Filistin’de Müslümanların yalnızlığı, kuşatılmışlığı, sözüm ona Birleşmiş Milletler ve AB mevzuatına rağmen uygulanan soykırımın bir benzeri ve aslında sayısal etki anlamında daha kötüsü, Türkiye’de aile kurumuna karşı uygulanıyor! Filistin’de on binler hızla öldürülüyor, Türkiye’de milyonların geleceği karartılıyor, nüfus yaşlanıyor, toplumsal değerler bir bir yok ediliyor.

Siyonist katiller söz konusu olunca İnsan Hakları Sözleşmeleri, BM Anlaşmaları fiilen tatile çıkıyor ve çöpteki kağıttan bir farkı kalmıyor! Gazze’de haince ateşkes anlaşmasını bozan, halkı sürüler halinde oradan oraya sığınmaya zorlayan, insan grubu gördüğü her yeri acımasızca bombalayan gözü dönmüş katillere kimse dur diyemiyor! Sözüm ona Müslüman ülkelerin, ümmetin birer yüz karasına dönen liderleri de ya sessiz kalmayı veya yalandan kınamayı yeterli görüyor. Ne ticaretini kesen var ne ilişkisini, ne askeri korumasını kaldıran var ne de çifte vatandaşlı katillerinin boynuna tasma vurabileni!

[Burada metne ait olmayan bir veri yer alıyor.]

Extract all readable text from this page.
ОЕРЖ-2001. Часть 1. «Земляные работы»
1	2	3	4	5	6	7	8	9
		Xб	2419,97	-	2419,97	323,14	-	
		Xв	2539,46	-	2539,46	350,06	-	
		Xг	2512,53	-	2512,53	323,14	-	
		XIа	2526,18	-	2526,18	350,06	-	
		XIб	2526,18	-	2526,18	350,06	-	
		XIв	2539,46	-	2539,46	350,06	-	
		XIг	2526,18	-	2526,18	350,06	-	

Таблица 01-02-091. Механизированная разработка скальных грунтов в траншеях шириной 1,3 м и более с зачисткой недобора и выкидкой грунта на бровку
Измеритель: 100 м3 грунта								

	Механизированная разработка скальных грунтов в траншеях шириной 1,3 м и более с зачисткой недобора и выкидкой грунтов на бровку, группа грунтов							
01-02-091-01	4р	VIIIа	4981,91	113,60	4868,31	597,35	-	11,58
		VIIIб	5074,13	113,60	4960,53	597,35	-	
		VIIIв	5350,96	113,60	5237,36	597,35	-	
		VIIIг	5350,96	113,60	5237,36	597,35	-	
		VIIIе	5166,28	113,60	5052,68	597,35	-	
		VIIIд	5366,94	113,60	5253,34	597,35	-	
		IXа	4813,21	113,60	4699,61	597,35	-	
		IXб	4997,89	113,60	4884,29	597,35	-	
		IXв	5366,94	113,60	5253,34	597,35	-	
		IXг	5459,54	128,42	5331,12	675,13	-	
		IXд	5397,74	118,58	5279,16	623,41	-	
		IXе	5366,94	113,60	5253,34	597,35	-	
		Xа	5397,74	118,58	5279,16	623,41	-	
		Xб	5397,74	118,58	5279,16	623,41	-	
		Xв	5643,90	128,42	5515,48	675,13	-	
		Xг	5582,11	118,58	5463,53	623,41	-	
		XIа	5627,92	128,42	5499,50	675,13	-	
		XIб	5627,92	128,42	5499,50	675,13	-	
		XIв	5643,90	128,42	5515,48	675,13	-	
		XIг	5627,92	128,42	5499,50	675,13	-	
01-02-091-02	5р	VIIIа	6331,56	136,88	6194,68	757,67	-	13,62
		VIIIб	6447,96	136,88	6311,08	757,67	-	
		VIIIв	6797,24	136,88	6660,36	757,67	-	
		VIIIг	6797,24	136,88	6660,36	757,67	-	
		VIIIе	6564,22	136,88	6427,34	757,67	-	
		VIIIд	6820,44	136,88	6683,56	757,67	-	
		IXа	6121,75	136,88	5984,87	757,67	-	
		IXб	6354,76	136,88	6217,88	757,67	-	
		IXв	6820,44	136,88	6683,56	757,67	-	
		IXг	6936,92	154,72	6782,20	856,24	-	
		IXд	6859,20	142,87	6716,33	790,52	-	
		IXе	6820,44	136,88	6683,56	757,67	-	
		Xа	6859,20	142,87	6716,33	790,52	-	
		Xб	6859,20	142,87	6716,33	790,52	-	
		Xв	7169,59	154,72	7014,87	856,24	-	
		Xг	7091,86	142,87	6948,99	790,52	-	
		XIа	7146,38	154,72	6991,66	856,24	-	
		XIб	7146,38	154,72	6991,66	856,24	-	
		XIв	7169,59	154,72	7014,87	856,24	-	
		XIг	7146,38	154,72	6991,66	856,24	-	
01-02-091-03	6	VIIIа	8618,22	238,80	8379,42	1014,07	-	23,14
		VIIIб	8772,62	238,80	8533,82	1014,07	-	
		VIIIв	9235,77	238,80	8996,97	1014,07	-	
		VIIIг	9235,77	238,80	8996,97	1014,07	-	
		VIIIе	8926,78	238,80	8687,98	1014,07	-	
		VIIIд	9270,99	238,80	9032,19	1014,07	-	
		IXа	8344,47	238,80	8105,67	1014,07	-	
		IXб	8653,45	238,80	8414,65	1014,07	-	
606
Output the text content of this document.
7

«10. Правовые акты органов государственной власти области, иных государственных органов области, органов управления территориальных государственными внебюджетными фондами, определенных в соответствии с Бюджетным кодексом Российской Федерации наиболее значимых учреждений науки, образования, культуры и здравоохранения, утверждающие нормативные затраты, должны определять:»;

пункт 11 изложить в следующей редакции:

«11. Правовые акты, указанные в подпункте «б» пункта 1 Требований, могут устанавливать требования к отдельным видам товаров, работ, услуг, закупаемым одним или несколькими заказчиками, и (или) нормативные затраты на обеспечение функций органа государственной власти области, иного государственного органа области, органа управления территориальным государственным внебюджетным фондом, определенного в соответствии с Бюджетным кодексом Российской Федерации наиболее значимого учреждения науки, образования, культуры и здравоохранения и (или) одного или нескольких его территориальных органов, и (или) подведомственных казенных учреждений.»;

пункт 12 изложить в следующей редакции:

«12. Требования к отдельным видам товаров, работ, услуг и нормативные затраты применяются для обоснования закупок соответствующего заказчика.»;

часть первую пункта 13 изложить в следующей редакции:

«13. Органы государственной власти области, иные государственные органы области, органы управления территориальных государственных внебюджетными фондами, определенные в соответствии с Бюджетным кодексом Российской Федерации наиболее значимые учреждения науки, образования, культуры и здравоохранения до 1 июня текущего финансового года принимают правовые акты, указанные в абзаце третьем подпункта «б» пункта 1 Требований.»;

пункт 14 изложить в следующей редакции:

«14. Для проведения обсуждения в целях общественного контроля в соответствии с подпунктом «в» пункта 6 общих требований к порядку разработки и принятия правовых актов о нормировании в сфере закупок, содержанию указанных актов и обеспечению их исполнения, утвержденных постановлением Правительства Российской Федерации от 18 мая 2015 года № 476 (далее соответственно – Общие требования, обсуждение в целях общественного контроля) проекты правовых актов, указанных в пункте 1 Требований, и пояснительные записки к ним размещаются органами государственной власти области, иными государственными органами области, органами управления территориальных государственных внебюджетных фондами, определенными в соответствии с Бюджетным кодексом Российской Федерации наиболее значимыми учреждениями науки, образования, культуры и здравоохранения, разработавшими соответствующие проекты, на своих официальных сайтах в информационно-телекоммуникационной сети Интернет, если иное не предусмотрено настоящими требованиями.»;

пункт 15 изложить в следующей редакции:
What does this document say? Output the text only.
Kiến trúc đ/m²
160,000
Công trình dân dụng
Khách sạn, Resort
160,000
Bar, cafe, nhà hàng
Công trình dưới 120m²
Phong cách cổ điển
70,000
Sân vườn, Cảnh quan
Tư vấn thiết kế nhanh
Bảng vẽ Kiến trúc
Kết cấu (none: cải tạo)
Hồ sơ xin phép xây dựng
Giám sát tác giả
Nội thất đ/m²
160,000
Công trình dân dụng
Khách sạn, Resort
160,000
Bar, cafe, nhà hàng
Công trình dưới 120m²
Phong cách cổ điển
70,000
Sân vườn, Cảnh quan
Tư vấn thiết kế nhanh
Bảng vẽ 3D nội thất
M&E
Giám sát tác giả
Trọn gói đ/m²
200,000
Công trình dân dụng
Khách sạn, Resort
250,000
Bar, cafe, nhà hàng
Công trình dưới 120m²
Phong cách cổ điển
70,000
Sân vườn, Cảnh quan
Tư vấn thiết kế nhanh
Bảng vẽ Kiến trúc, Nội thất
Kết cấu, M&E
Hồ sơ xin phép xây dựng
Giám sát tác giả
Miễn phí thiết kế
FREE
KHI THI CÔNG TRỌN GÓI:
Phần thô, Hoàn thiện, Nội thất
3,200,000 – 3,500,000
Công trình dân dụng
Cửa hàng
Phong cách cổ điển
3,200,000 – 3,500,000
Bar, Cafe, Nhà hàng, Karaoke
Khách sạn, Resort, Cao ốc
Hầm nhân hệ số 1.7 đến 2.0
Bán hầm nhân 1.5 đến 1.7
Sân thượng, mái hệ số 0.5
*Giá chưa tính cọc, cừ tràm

Aile kurumu da tarih boyunca hiç bu kadar sahipsiz ve de sistematik saldırı altında kalmamıştı! 1985 yılında Turgut Özal’ın imzaladığı CEDAW (Birleşmiş Milletler Kadınlara Karşı Her Türlü Ayrımcılığın Önlenmesi Sözleşmesi)ile mevzuatımıza sokulan “Toplumsal Cinsiyet Eşitliği” fitnesi ile geleneksel aile yapımıza ve değerlerimize savaş açıldı. Sırayla zinanın kaldırılması, aile reisliğinin lağvedilmesi, eşcinselliğin normal görülüp üstüne teşvik edilmesi, süresiz nafaka haksızlığı gibi çok sayıda zehirli ürünleri toplumsal hayatımıza işlendi.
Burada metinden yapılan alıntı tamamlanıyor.